Why do we need the .copy() method here? Does it have an actual affect on the code?

hn_sql = hn[hn[‘title’].str.contains(r"\w+SQL", flags=re.I)].copy()
hn_sql[“flavor”] = hn_sql[“title”].str.extract(r"(\w+SQL)", re.I)
hn_sql[“flavor”] = hn_sql[“flavor”].str.lower()
sql_pivot = hn_sql.pivot_table(index=“flavor”,values=“num_comments”, aggfunc=‘mean’)

hn is the original dataframe, and it doesn’t get affected by hn_sql(non-copied version), even if you change some of the values in hn_sql

1 Like

Hello @hqiantan06, welcome back to the Community.

copy() is used to make a copy of an objects indices and data.
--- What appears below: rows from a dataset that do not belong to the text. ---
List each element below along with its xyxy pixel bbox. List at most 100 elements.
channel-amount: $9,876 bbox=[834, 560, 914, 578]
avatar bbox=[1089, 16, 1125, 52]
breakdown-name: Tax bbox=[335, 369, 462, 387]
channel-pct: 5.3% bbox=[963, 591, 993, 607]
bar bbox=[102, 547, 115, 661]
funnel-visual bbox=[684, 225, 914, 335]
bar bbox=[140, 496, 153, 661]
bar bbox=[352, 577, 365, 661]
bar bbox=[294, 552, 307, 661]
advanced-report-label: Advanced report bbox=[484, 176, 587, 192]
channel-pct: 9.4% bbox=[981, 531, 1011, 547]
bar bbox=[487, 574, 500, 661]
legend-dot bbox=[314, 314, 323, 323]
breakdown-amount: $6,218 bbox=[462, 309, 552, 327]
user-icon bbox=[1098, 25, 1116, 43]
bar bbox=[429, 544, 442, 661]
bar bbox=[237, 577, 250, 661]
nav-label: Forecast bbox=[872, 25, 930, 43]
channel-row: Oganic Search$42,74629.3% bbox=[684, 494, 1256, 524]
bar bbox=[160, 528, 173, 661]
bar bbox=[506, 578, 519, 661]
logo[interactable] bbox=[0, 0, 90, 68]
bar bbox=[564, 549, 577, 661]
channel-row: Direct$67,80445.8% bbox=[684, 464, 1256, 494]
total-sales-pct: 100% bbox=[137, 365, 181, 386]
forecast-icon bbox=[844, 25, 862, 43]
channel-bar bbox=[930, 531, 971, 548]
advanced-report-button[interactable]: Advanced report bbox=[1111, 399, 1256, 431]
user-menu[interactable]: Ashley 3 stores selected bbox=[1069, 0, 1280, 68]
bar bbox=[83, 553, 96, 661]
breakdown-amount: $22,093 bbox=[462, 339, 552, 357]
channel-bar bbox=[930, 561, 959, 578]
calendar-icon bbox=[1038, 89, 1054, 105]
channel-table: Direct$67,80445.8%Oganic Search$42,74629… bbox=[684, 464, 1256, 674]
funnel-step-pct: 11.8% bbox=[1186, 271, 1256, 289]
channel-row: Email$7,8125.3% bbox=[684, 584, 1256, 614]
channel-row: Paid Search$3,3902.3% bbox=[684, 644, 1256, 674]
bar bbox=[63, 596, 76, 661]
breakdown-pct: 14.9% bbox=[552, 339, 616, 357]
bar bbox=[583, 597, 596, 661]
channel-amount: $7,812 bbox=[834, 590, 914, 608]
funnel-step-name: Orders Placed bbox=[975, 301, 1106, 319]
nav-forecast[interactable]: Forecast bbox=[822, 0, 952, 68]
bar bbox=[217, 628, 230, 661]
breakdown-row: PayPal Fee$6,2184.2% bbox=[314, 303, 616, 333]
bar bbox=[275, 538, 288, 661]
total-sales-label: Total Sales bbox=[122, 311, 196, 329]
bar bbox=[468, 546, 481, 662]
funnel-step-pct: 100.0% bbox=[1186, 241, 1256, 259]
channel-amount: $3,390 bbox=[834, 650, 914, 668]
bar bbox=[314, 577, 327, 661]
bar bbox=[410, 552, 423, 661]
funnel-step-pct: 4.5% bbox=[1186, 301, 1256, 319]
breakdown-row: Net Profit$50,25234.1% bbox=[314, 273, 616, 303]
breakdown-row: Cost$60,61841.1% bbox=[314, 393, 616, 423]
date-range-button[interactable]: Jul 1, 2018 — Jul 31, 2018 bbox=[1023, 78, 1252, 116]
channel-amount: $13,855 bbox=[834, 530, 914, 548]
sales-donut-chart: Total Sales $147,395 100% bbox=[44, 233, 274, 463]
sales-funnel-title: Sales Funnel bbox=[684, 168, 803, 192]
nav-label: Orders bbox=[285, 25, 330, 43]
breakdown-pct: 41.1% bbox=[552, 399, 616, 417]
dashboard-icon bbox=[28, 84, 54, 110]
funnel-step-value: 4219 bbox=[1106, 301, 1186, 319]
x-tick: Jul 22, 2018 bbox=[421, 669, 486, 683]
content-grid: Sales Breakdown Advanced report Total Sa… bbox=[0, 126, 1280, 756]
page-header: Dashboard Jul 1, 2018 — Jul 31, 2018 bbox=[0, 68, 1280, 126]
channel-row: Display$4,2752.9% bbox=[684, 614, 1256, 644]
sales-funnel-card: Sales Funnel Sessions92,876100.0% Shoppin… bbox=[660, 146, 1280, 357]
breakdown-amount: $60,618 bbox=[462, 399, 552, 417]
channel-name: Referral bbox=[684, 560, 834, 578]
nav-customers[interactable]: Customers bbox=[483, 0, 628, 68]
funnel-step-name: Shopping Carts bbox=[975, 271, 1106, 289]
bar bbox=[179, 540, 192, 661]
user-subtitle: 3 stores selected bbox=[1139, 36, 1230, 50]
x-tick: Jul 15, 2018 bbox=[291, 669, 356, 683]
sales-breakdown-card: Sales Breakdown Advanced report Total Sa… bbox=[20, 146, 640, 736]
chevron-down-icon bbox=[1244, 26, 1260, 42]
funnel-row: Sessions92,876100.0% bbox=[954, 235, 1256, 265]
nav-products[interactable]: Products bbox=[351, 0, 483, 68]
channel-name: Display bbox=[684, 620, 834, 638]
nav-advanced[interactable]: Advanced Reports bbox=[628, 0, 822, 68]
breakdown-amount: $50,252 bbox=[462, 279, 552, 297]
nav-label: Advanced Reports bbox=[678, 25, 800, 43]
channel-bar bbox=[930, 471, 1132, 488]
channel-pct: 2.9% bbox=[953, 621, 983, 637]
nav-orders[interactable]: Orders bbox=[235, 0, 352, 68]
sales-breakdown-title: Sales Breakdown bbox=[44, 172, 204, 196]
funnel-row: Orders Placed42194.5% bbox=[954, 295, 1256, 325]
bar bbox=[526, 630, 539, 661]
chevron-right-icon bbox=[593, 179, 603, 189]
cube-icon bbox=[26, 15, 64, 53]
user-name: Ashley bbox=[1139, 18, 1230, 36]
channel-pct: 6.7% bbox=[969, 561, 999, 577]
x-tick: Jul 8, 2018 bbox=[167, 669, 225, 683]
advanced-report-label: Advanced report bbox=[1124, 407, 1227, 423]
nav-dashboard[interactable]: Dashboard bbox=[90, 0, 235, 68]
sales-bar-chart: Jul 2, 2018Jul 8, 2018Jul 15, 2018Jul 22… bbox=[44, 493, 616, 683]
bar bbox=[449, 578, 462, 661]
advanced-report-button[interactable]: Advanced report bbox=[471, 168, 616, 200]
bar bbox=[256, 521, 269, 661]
We copy the data to hn_sql so that any modification to hn_sql will no modify the original DataFrame (hn)

Have a look at this: :point_down:

1 Like

In addition to @info.victoromondi’s answer, .copy() can help avoid the SettingWithCopy warning.

This was covered in the content in some detail, but this blog post is also pretty helpful - https://www.dataquest.io/blog/settingwithcopywarning/

Also, for any future questions, please make sure to also include the link to the Mission/Mission Step you are referring to.

1 Like